The source you linked is a non-technical news article that makes science sound a lot like science fiction. Nobody is working on a time machine that will let him visit his dead father. There are no time machines that are remotely practical. Some are questionable even theoretically.
One "time machine" takes advantage of distortions of time in extreme gravitational fields. Two very accurate clocks were put in fast military jets. One jet flew east around the world. The other flew west. As predicted by General relativity, one clock ran slightly slower. The other slightly faster. The difference was a few microseconds.
If you were to repeat the experiment in orbit around a rapidly spinning black hole, the effect is much bigger. One clock could arrive before it left.
This works better as science fiction than as a practical time machine. The nearest black hole is many light years away, well beyond any trip we will ever be able to make. If you ignore that, a trip of many light years would take many, many years. If you ignore that, you still have to survive the extreme heat, radiation, and gravity near a black hole. If you put a spinning black hole near enough Earth to be useful, it would likely tear apart the Sun.
Another time travel machine uses worm holes. Worm holes are theoretically possible according to General Relativity. But that does not mean any actually exist. No evidence for them has ever been found by astronomers.

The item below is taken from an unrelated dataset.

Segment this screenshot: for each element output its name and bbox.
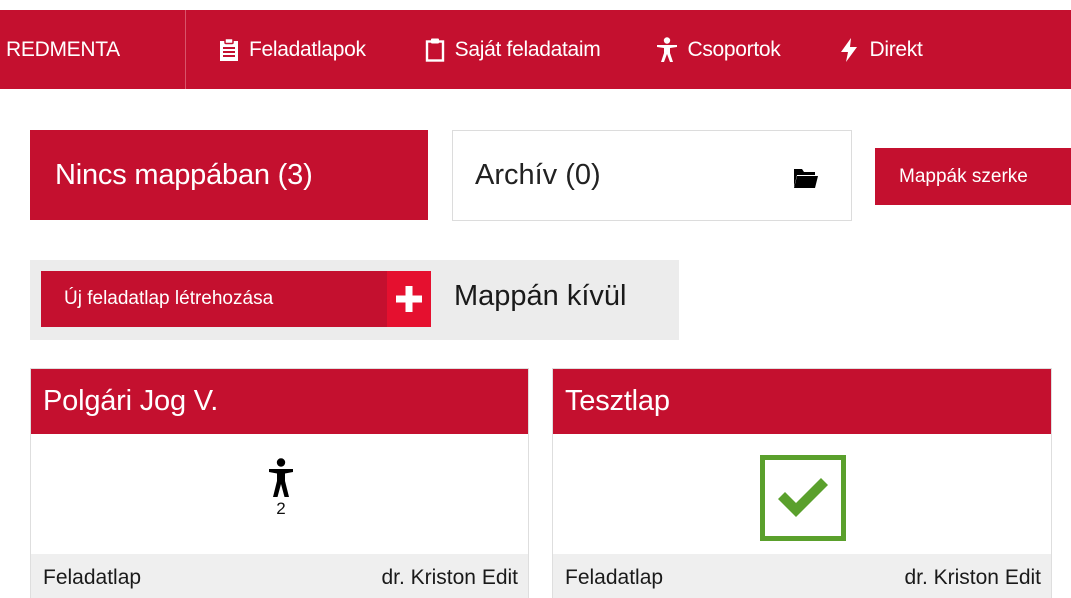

If they did exist, some types would collapse very quickly from gravitational effects. Scientists have proposed ways of propping some open long enough to traverse them. Unfortunately, this requires exotic forms of matter that are probably impossible. For one thing they must have negative mass. Very loosely, you might say that if you give me anti-gravity, I will give you time travel.
However, suppose you have a wormhole and did prop it open. If you could accelerate one end, it would be possible for a trip through it to arrive in the past.
Getting back to Ron Mallet, his ideas seem to be that you can create a ring laser that produces a detectable change in time, something like jets flying clocks around the Earth in opposite directions. So far, he hasn't detected anything. Some people have doubts that it is possible. Some are willing to wait and see.